Com o início da Catástrofe Grega, os pais perderam tudo – empregos, segurança social, casas, carros e férias.   Os "europeístas" entre eles subitamente tornaram-se críticos violentos dos euro banqueiros – "a Troika" –, os quais determinavam que os pais deveriam sacrificar tudo o que possuíam a fim de salvar os dominadores cleptocráticos, os evasores fiscais milionários e os banqueiros endividados.   A catástrofe económica gradualmente corroeu e finalmente estilhaçou a consciência consumista de "europeu moderno" dos pais da classe média e trabalhadora em processo de ascensão social.

Primeiro sofreram sucessivos cortes salariais e a então perderam sua segurança de emprego, seguida por despedimentos maciços com e sem indemnização.
Desalento, medo e incerteza foram seguidos pelo reconhecimento de que estavam a enfrentar o pelotão de fuzilamento financeiro.   Eles perceberam que estavam aprisionados numa queda livre sem fim.   Foram às ruas e descobriram que toda a sua geração e toda a sua classe fora erradicada e descartada.   Os pais descobriram que eram inúteis e tinham de marchar e lutar para reafirmar a sua auto-estima.

Os filhos
A vasta maioria dos filhos está desempregada.   Mais de 55%, no princípio de 2013, nunca teve um emprego.   A cada dia e semana os seus números crescem quando famílias inteiras são empobrecidas e lares se desintegram.   O comparecimento à escola caiu, pois as perspectivas de emprego desaparecem e o espectro do desemprego a longo prazo em grande escala assombra a vida diária.   As perspectivas de estabelecimento de casais estáveis e novas famílias entre os jovens são não existentes.

Muitos, com quase 30 anos, nunca tiveram um emprego, nunca saíram da casa dos seus pais ou avós e não podem considerar um futuro casamento ou família.   A falta de experiência de trabalho significa uma falta de local de camaradagem e de sindicalização.   Em vez disso está a centralidade do informal, a solidariedade entre iguais.   As perspectivas de trabalho centram-se na emigração, atropelarem-se por um miserável biscate ou aderirem à luta.   Hoje eles vagueiam pelas ruas com cólera, desespero e frustração profunda.

 
Os avós:  a herança radical
Com o início da Catástrofe Económica em 2008 e os cortes sociais selvagens implementados pelo absolutamente inepto, corrupto e reaccionário George Papandreu Jr., os avós sentiram as primeiras ondas de choque de instabilidade e a ameaça de perderem suas pensões de reforma.   Em 2010, os avós abandonaram totalmente seu apoio ao PASOK.   Revelações de corrupção e o corte de pensões em 35% levaram os avós às ruas em protestos maciços.   Posteriormente, uma maioria votou pelo novo partido de esquerda SYRIZA.

Os avós fecharam o círculo.   A re-radicalização acompanhou o retorno do domínio autoritário da direita sob os ditames coloniais da Troika europeia.

Mas agora as pensões dos avós tinham de suportar três gerações.
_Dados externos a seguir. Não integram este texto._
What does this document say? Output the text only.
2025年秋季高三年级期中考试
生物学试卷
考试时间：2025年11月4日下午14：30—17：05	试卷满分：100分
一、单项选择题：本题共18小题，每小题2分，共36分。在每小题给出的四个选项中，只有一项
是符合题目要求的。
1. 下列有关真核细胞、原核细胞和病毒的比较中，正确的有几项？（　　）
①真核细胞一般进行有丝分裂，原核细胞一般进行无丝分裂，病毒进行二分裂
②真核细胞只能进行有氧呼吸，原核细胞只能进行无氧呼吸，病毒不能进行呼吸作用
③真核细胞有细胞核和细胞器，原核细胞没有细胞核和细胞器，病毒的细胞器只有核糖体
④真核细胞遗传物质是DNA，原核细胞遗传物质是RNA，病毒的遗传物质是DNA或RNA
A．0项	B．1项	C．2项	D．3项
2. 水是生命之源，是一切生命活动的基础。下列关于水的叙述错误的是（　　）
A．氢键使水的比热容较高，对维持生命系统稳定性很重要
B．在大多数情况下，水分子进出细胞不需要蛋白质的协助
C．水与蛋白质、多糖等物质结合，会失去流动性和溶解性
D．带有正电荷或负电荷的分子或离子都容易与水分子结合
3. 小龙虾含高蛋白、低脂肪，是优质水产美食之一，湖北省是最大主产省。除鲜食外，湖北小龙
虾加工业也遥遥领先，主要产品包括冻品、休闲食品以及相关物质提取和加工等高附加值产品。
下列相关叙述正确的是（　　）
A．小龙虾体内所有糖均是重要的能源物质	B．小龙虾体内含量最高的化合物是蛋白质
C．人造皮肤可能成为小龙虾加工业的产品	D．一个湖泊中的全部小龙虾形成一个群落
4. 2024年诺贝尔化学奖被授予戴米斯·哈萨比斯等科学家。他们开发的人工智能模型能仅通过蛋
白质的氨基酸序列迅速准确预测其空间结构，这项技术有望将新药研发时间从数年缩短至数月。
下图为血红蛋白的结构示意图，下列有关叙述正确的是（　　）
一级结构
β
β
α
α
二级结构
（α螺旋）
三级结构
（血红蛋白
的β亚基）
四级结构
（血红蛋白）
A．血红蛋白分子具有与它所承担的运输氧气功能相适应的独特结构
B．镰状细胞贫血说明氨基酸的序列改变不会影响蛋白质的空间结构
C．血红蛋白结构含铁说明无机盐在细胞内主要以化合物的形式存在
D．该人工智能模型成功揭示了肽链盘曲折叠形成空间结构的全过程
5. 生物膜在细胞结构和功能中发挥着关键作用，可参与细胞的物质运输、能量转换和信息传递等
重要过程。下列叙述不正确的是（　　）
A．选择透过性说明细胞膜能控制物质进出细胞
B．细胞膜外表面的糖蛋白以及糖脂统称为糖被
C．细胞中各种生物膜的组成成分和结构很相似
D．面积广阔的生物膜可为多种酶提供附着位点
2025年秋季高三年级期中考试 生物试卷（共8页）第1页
Mais uma vez, a busca de uma novo partido político é tão urgente quanto durante o período imediatamente após a queda da junta militar.

Os pais:  a política da mobilidade


Quando a crise económica os atingiu, os pais foram apanhados desprevenidos.   A princípio, eles racionalizaram isso, esperando que "a crise" fosse temporária, que novos empréstimos fluiriam para o resgate;   que eles – especialmente aqueles no sector público – não seriam afectados.   Como a Catástrofe prosseguiu, os pais abandonaram a sua apatia e indiferença.   Decisões políticas agora afectavam os seus salários, os seus benefícios sociais e a sua capacidade para pagarem as suas hipotecas e dívidas de cartões de crédito.   A conformidade cínica foi substituída, a princípio, pela incerteza e ansiedade.

Quando o regime PASOK reduziu o boom e terminou nos despedimentos maciços de trabalhadores do sector público e reduções salariais, os pais primeiro protestaram em vão junto aos "seus" líderes e então puniram-nos através da urna eleitoral.   A maior parte virou-se para a esquerda, juntando-se ao SYRIZA, na esperança de recuperar o passado assim como de construir um novo futuro socialista.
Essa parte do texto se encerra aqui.